In “Footprint or Fingerprint: International Cultural Policy as Identity Policy,” Toine Minnaert examines Dutch international cultural policy to explore the role of the government in constructing national identity in relation to ‘the other.’ He suggests that maintaining a positive Dutch national image and strong economic position abroad trumps the role of the arts in the nation’s international cultural policy.

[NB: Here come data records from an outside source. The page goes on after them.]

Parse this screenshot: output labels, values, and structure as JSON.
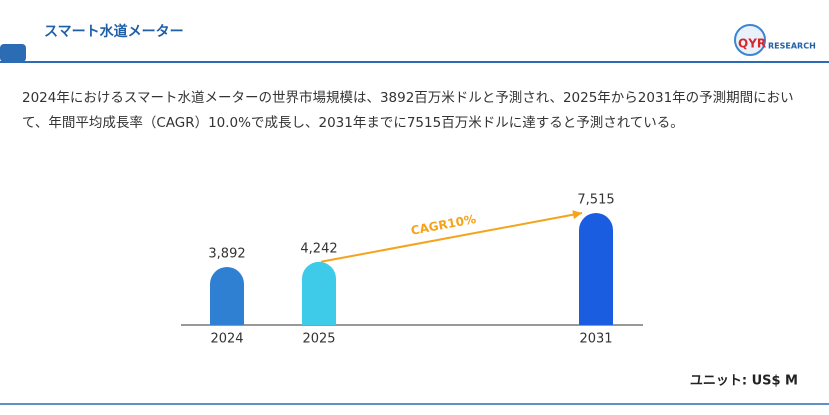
{
  "header": {
    "title": "スマート水道メーター",
    "logo_mark": "QYR",
    "logo_text": "RESEARCH"
  },
  "description": "2024年におけるスマート水道メーターの世界市場規模は、3892百万米ドルと予測され、2025年から2031年の予測期間において、年間平均成長率（CAGR）10.0%で成長し、2031年までに7515百万米ドルに達すると予測されている。",
  "chart_data": {
    "type": "bar",
    "categories": [
      "2024",
      "2025",
      "2031"
    ],
    "values": [
      3892,
      4242,
      7515
    ],
    "value_labels": [
      "3,892",
      "4,242",
      "7,515"
    ],
    "colors": [
      "#2f80d3",
      "#3ecbe9",
      "#1a5de0"
    ],
    "ylim": [
      0,
      7515
    ],
    "annotation": "CAGR10%",
    "annotation_color": "#f5a31a"
  },
  "unit": "ユニット: US$ M"
}
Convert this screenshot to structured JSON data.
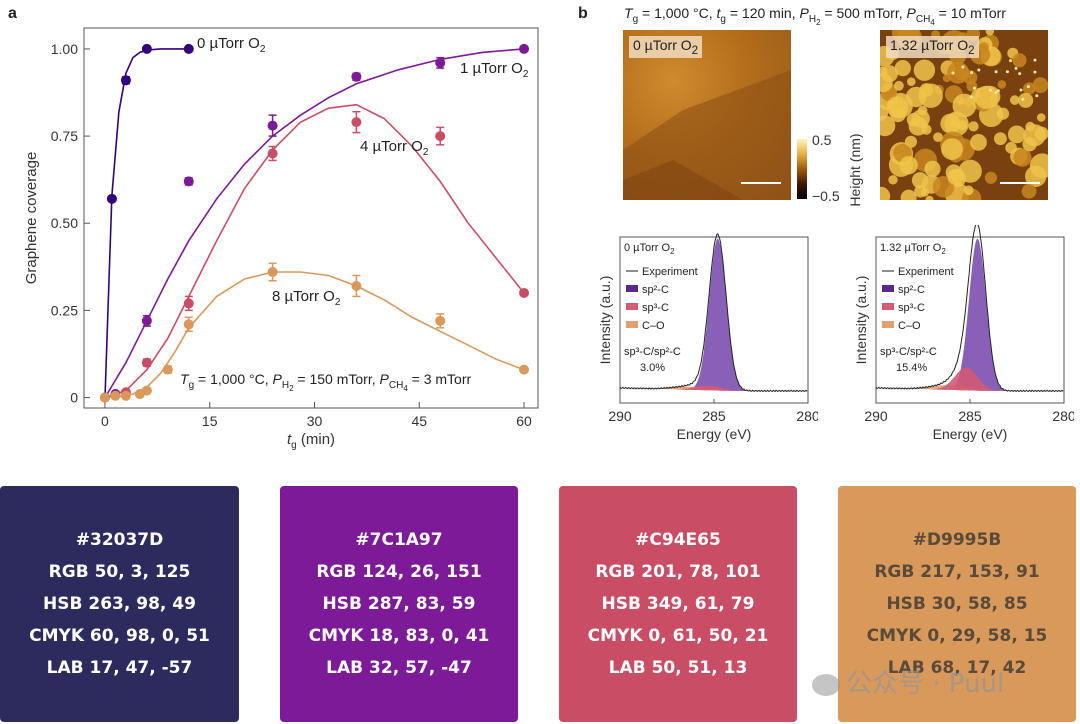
{
  "panel_a": {
    "letter": "a",
    "chart_data": {
      "type": "scatter",
      "ylabel": "Graphene coverage",
      "xlabel_main": "t",
      "xlabel_sub": "g",
      "xlabel_unit": " (min)",
      "xlim": [
        -3,
        62
      ],
      "ylim": [
        -0.03,
        1.06
      ],
      "xticks": [
        0,
        15,
        30,
        45,
        60
      ],
      "yticks": [
        0,
        0.25,
        0.5,
        0.75,
        1.0
      ],
      "ytick_labels": [
        "0",
        "0.25",
        "0.50",
        "0.75",
        "1.00"
      ],
      "series": [
        {
          "name": "0 µTorr O2",
          "label_prefix": "0 µTorr O",
          "label_sub": "2",
          "color": "#32037D",
          "x": [
            0,
            1,
            3,
            6,
            12
          ],
          "y": [
            0,
            0.57,
            0.91,
            1.0,
            1.0
          ],
          "err": [
            0,
            0,
            0.01,
            0.005,
            0.005
          ],
          "curve_x": [
            0,
            1,
            2,
            3,
            4,
            5,
            6,
            8,
            10,
            12
          ],
          "curve_y": [
            0,
            0.58,
            0.82,
            0.93,
            0.975,
            0.99,
            0.997,
            1.0,
            1.0,
            1.0
          ]
        },
        {
          "name": "1 µTorr O2",
          "label_prefix": "1 µTorr O",
          "label_sub": "2",
          "color": "#7C1A97",
          "x": [
            1.5,
            6,
            12,
            24,
            36,
            48,
            60
          ],
          "y": [
            0.01,
            0.22,
            0.62,
            0.78,
            0.92,
            0.96,
            1.0
          ],
          "err": [
            0,
            0.015,
            0.01,
            0.03,
            0.01,
            0.015,
            0.005
          ],
          "curve_x": [
            0,
            3,
            6,
            9,
            12,
            16,
            20,
            24,
            28,
            32,
            36,
            42,
            48,
            54,
            60
          ],
          "curve_y": [
            0,
            0.1,
            0.22,
            0.34,
            0.45,
            0.57,
            0.67,
            0.75,
            0.81,
            0.86,
            0.9,
            0.94,
            0.97,
            0.99,
            1.0
          ]
        },
        {
          "name": "4 µTorr O2",
          "label_prefix": "4 µTorr O",
          "label_sub": "2",
          "color": "#C94E65",
          "x": [
            3,
            6,
            12,
            24,
            36,
            48,
            60
          ],
          "y": [
            0.015,
            0.1,
            0.27,
            0.7,
            0.79,
            0.75,
            0.3
          ],
          "err": [
            0,
            0.01,
            0.02,
            0.02,
            0.03,
            0.025,
            0.005
          ],
          "curve_x": [
            0,
            3,
            6,
            9,
            12,
            16,
            20,
            24,
            28,
            32,
            36,
            40,
            44,
            48,
            52,
            56,
            60
          ],
          "curve_y": [
            0,
            0.02,
            0.08,
            0.17,
            0.29,
            0.45,
            0.6,
            0.71,
            0.79,
            0.83,
            0.84,
            0.8,
            0.72,
            0.62,
            0.5,
            0.4,
            0.3
          ]
        },
        {
          "name": "8 µTorr O2",
          "label_prefix": "8 µTorr O",
          "label_sub": "2",
          "color": "#D9995B",
          "x": [
            0,
            1.5,
            3,
            5,
            6,
            9,
            12,
            24,
            36,
            48,
            60
          ],
          "y": [
            0,
            0.005,
            0.005,
            0.01,
            0.02,
            0.08,
            0.21,
            0.36,
            0.32,
            0.22,
            0.08
          ],
          "err": [
            0,
            0,
            0,
            0,
            0,
            0.01,
            0.02,
            0.025,
            0.03,
            0.02,
            0.005
          ],
          "curve_x": [
            0,
            2,
            4,
            6,
            8,
            10,
            12,
            16,
            20,
            24,
            28,
            32,
            36,
            40,
            44,
            48,
            52,
            56,
            60
          ],
          "curve_y": [
            0,
            0.002,
            0.01,
            0.03,
            0.07,
            0.13,
            0.2,
            0.29,
            0.34,
            0.36,
            0.36,
            0.35,
            0.32,
            0.28,
            0.23,
            0.19,
            0.15,
            0.11,
            0.08
          ]
        }
      ],
      "condition": {
        "t": "T",
        "t_sub": "g",
        "t_val": " = 1,000 °C, ",
        "p1": "P",
        "p1_sub": "H",
        "p1_subsub": "2",
        "p1_val": " = 150 mTorr, ",
        "p2": "P",
        "p2_sub": "CH",
        "p2_subsub": "4",
        "p2_val": " = 3 mTorr"
      }
    }
  },
  "panel_b": {
    "letter": "b",
    "condition": {
      "t": "T",
      "t_sub": "g",
      "t_val": " = 1,000 °C, ",
      "tg": "t",
      "tg_sub": "g",
      "tg_val": " = 120 min, ",
      "p1": "P",
      "p1_sub": "H",
      "p1_subsub": "2",
      "p1_val": " = 500 mTorr, ",
      "p2": "P",
      "p2_sub": "CH",
      "p2_subsub": "4",
      "p2_val": " = 10 mTorr"
    },
    "images": [
      {
        "label_prefix": "0 µTorr O",
        "label_sub": "2"
      },
      {
        "label_prefix": "1.32 µTorr O",
        "label_sub": "2"
      }
    ],
    "colorbar": {
      "max": "0.5",
      "min": "−0.5",
      "label": "Height (nm)"
    },
    "spectra": [
      {
        "chart_data": {
          "type": "area",
          "title_prefix": "0 µTorr O",
          "title_sub": "2",
          "xlabel": "Energy (eV)",
          "ylabel": "Intensity (a.u.)",
          "xlim": [
            290,
            280
          ],
          "xticks": [
            290,
            285,
            280
          ],
          "legend": [
            "Experiment",
            "sp²-C",
            "sp³-C",
            "C–O"
          ],
          "ratio_label": "sp³-C/sp²-C",
          "ratio_value": "3.0%",
          "sp2_center": 284.8,
          "sp2_height": 1.0,
          "sp2_width": 0.45,
          "sp3_center": 285.3,
          "sp3_height": 0.03,
          "sp3_width": 0.7,
          "co_center": 286.3,
          "co_height": 0.02,
          "co_width": 0.9
        }
      },
      {
        "chart_data": {
          "type": "area",
          "title_prefix": "1.32 µTorr O",
          "title_sub": "2",
          "xlabel": "Energy (eV)",
          "ylabel": "Intensity (a.u.)",
          "xlim": [
            290,
            280
          ],
          "xticks": [
            290,
            285,
            280
          ],
          "legend": [
            "Experiment",
            "sp²-C",
            "sp³-C",
            "C–O"
          ],
          "ratio_label": "sp³-C/sp²-C",
          "ratio_value": "15.4%",
          "sp2_center": 284.6,
          "sp2_height": 1.0,
          "sp2_width": 0.45,
          "sp3_center": 285.2,
          "sp3_height": 0.15,
          "sp3_width": 0.6,
          "co_center": 286.2,
          "co_height": 0.03,
          "co_width": 0.9
        }
      }
    ]
  },
  "swatches": [
    {
      "hex": "#32037D",
      "rgb": "RGB 50, 3, 125",
      "hsb": "HSB 263, 98, 49",
      "cmyk": "CMYK 60, 98, 0, 51",
      "lab": "LAB 17, 47, -57",
      "bg": "#2D2A5E",
      "fg": "#FFFFFF"
    },
    {
      "hex": "#7C1A97",
      "rgb": "RGB 124, 26, 151",
      "hsb": "HSB 287, 83, 59",
      "cmyk": "CMYK 18, 83, 0, 41",
      "lab": "LAB 32, 57, -47",
      "bg": "#7C1A97",
      "fg": "#FFFFFF"
    },
    {
      "hex": "#C94E65",
      "rgb": "RGB 201, 78, 101",
      "hsb": "HSB 349, 61, 79",
      "cmyk": "CMYK 0, 61, 50, 21",
      "lab": "LAB 50, 51, 13",
      "bg": "#C94E65",
      "fg": "#FFFFFF"
    },
    {
      "hex": "#D9995B",
      "rgb": "RGB 217, 153, 91",
      "hsb": "HSB 30, 58, 85",
      "cmyk": "CMYK 0, 29, 58, 15",
      "lab": "LAB 68, 17, 42",
      "bg": "#D9995B",
      "fg": "#5A4A3A"
    }
  ],
  "watermark": "公众号 · Puul"
}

Minnaert outlines five elements that contribute to the formation of national identity: the story of a nation, its origin, the myths and stories surrounding that origin, invented traditions that link citizens together, and a belief that the nation is defined by unique and specific cultural characteristics. The function of this crafted identity is to set a nation apart from the rest of the world. Thus, constructing an identity around what a nation is and is not also implicitly shapes the identities of ‘the other’—in this case, Islamic nations. Within this framework, the arts play a prominent role in expressing and reinforcing national identity abroad. Yet when Fitna threatened to undermine the maintenance of a positive Dutch image and provoked a politically-motivated boycott of Dutch goods, the government advised against the release of the film in the name of economic interests.
Minnaert suggests that the diplomatic motivations behind a nation’s international cultural policy shift over time. Today, Dutch diplomacy is increasingly fueled by economic concerns. While artistic expression once played a central role in promoting a nation’s image, controversial expressions such as Fitna are now viewed as a liability due to their potential to threaten the nation’s image abroad. As this case demonstrates, suppressing such controversial expressions is increasingly common as economic motivations drive diplomacy.
Minnaert, Toine. 2014. "Footprint or Fingerprint: International Cultural Policy as Identity Policy." International Journal of Cultural Policy, 20(1): 99-113.